Of course there are consequences.

Research groups in France won’t ever be as large as those we see in Germany, USA, or China; with a single professor adulated by a dozen (temporary) minions. That’s fair, albeit not very productive: French researchers will still be evaluated and compared to their German, American, and Chinese colleagues. But this is a story for another post…

Another consequence is that postdoc grants in France are often limited to one year. (Remember the “taux de précarité”? Basically, when a French professor applies for a three-years project, they can ask for only 30% of their time for a postdoc, which means one year grant.)

And that finally brings me to the topic of this post: how long should someone stay as a postdoc in a single group?

One year is certainly too short. The postdoc comes, it takes a while to adapt to the new environment, often to the new country; and they have to read the literature for the new project, and change their mind-set from the former group to the new one. When they realize, one year is over. They rush to write a paper to not leave empty-handed. It may be an emotionally exhausting, financially costly, and professionally frustrating experience.

(ANR may be wasting resources with their “one-year grants.” The agency certainly must keep track of the vulnerability rate, but they should look for a more productive way to enforce their goals.)

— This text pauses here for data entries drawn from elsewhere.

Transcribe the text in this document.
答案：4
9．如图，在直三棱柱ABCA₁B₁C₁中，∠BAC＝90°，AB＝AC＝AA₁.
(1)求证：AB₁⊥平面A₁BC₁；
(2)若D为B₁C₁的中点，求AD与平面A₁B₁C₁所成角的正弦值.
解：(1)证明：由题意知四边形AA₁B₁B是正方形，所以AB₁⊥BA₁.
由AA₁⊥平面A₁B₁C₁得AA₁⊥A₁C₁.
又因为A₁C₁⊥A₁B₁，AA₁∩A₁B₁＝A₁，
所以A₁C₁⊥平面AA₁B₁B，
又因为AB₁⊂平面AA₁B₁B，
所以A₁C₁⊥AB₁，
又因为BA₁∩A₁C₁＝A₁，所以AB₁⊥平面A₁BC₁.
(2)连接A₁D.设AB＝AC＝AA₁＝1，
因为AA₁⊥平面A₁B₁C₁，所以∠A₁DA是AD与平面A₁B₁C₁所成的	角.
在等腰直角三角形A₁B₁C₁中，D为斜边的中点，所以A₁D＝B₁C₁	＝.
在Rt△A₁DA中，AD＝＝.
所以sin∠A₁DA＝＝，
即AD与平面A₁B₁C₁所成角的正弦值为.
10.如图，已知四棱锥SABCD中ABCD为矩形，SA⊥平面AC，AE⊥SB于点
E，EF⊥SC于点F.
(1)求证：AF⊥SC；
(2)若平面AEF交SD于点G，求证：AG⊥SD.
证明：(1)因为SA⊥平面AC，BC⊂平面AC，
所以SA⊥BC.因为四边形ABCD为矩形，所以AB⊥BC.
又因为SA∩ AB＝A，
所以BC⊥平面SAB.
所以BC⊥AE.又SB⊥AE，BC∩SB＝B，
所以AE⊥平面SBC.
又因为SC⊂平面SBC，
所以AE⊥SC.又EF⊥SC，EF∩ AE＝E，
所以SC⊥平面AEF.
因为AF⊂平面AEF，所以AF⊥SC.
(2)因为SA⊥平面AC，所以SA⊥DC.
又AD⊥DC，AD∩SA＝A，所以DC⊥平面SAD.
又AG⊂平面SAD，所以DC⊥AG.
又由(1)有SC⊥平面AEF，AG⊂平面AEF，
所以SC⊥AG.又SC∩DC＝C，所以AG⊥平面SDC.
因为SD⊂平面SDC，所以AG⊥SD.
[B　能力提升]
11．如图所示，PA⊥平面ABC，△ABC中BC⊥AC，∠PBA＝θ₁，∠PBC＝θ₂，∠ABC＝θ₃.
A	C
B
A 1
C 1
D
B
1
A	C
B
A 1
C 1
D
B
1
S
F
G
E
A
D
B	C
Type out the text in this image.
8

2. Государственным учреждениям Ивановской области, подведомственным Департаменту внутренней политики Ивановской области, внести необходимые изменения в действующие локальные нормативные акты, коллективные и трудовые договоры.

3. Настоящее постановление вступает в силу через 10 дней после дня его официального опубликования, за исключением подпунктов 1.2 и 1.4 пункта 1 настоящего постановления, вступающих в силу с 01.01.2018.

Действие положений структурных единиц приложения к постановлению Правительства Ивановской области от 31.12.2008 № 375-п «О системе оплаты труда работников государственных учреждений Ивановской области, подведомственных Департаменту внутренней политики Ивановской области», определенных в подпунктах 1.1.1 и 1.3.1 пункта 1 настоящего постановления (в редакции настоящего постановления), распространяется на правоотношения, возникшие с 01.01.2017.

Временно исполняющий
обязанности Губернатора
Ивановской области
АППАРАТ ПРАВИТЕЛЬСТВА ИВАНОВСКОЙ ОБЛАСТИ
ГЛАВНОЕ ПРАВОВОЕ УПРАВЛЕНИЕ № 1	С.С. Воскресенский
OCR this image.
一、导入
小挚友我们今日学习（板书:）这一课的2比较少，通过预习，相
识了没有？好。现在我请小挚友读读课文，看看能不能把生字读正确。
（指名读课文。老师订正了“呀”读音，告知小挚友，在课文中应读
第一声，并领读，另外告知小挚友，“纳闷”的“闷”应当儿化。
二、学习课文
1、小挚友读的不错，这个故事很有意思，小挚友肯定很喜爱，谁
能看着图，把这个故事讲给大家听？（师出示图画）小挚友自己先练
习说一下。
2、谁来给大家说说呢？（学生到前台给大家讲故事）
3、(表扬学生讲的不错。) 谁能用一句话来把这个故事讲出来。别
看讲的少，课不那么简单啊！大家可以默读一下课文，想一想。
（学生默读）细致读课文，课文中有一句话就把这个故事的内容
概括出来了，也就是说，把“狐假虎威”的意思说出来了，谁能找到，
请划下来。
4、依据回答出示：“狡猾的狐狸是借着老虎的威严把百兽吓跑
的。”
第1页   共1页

A two-years grant starts to be fine. After the adaptation stress of the first year, the young researcher may focus on their project. But as the second year finishes, the postdoc moves to another place, possibly another postdoc term. They have to leave behind a lot of good stuff that was just starting to happen. At the moment that they become the most productive, they have to start over.

A three-years grant is great! The postdoc has time to fully develop their project. To squeeze every drop of data into a sweet new paper. They can even start to save some money, now that all moving expenses are finally over.

What about a fourth year extension? Well, that’s a bummer.

Despite the comfort of sitting in the same lab, Mathew effect starts to take its toll. The postdoc discovers that no one really knows them. Their papers are their “boss’ papers.” By this time, the researcher (not so young anymore) should have their own brand. Should be recognized by their peers as a new player in the court. But by sitting under the shadows of the same boss, they may just fail to be invited into the game.

Then, three years is the deal: enough time to productively explore a research project, but without hiding under someone else’s shadow.

I admit, these are quite unsubstantiated opinions. Other people may tell you different stories. Funny enough, I could myself tell a different story… Well, not today.

For now, just don’t forget: if you’re a postdoc, clock is ticking against you. Don’t make yourself too comfortable.



Categories: Productivity, Science Policy

Tags: , , , , ,

2 replies

  1. I’d say up to three years if you want to stay in academia and write papers, as short as possible if you don’t.

  2. Normally 2-3 years for psychology postdocs, sometimes longer in some cases. Those not planning to pursue a career in academia probably do not need to do a postdoc at all.